Abstract

Previous studies have demonstrated that 3-dimensional (3D) volumetric renderings of magnetic resonance imaging (MRI) brain scan imaging data can be used to identify patients using facial recognition algorithms. We have shown that facial features can be identified on SIM-CT (simulation computed tomography) images for radiation oncology and mapped to face images from a database. We now seek to determine whether CT images can be anonymized using anonymization software that was designed for T1W MRI data.
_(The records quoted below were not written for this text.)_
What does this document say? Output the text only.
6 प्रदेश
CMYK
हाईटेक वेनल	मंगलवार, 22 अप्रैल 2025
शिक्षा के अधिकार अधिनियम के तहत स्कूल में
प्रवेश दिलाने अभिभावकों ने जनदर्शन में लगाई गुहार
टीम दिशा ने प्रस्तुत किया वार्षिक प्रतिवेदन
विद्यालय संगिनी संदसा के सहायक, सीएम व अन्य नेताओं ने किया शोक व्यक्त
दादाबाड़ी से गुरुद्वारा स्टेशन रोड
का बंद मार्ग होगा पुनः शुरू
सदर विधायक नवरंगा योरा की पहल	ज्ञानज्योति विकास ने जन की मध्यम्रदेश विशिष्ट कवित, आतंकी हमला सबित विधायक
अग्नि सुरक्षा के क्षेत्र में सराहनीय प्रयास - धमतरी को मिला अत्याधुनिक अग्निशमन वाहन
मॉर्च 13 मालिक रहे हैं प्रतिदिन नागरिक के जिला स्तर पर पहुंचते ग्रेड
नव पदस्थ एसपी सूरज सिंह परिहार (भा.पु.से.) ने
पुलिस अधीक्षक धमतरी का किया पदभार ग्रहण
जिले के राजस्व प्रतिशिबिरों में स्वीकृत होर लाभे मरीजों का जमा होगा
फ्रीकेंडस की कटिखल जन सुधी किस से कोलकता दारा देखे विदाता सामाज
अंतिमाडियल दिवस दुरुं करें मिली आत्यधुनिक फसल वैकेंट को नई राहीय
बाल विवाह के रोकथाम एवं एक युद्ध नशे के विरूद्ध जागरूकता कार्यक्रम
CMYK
Our study examines (1) the ability of off-the-shelf anonymization algorithms to anonymize CT data, and (2) the ability of facial recognition algorithms to then identify whether faces could be detected from a database of facial images. This study generated 3D renderings from open-source CT scans of two patients from The Cancer Imaging Archive (TCIA) database. Data were then anonymized using AFNI (deface, reface, 3Dskullstrip), and FSL (deface and BET). Anonymized data were compared to the original renderings and also passed through facial recognition algorithms (Face_compare, VGG-Face, Facenet, DLib, and SFace) using a publicly available face database (Labeled Faces in the Wild) to determine what matches could be found. Our study found that all modules were able to process CT data in addition to T1W and T2W data and that data were successfully anonymized by AFNI's 3Dskullstrip and FSL's BET: they did not match the control image across all facial recognition algorithms. Our study demonstrates the importance of continued vigilance for patient privacy in publicly shared datasets and the importance of evaluation of anonymization methods for CT data.